Now, you need to modify `common.yml` in the Deepnote app. First, replace `jupyter` service with noop image:

```yml
jupyter:
    image: 'screwdrivercd/noop-container'
```

And change `JUPYTER_HOST` variable of executor to point to host machine:

```yml
executor:
  environment:
    JUPYTER_HOST: host.docker.internal
```

### Review Apps

Each PR creates a review app for testing. Access it via GitHub checks. Monitor logs in Grafana:

```
{pod="p-PROJECT_ID", container="notebook"}
```

### Adding Dependencies

- Kernel dependencies: Add to `[tool.poetry.dependencies]` in pyproject.toml

```bash
# Add a package to kernel bundle (available in notebooks)
$ poetry add pandas

# Add a package with specific version
$ poetry add "pandas>=2.0.0"
```

```bash
# Add a development dependency
$ poetry add --group dev pytest
```

After adding dependencies, run tests to verify compatibility:

```bash
$ ./bin/test-local
```

### Docker Usage

We use Docker to ensure reproducible environments due to Jupyter libraries' binary dependencies:

- `builder.Dockerfile`: Creates Python package bundles for different versions (3.9-3.12), generates kernel and server bundles, and packages the toolkit for distribution using Poetry.

- `test.Dockerfile`: Provides consistent test environment for running unit and integration tests across Python versions using nox. Used both locally and in CI/CD pipeline.

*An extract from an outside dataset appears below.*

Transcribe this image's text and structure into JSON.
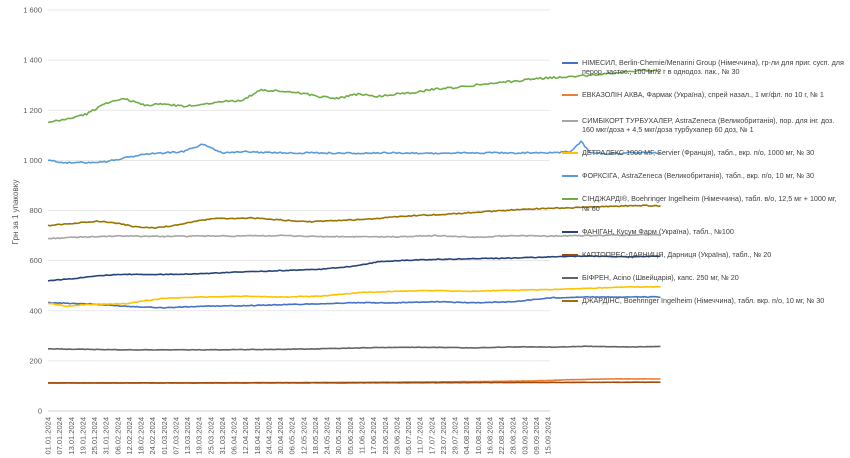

- `jupyter-for-local.Dockerfile`: Creates development environment with Jupyter integration, used for local development from docker-compose used in main monorepo.

### Production Releases

To release a new version to production:

1. Merge your changes to main. This will automatically trigger a GitHub Actions workflow that runs the test suite and a staging deployment.
2. Trigger a new [GitHub Release](https://github.com/deepnote/deepnote-toolkit/releases) in the GitHub UI.
3. Monitor [the GitHub Actions workflows](https://github.com/deepnote/deepnote-toolkit/actions) and ensure a successful production deployment.

Note: The production release pipeline automatically creates two PRs in the ops and app-config repositories:

- A staging PR that updates staging values and is auto-merged
- A production PR that updates production values and requires manual approval and merge

Important: Always test the changes in the staging environment before approving and merging the production PR to ensure everything works as expected.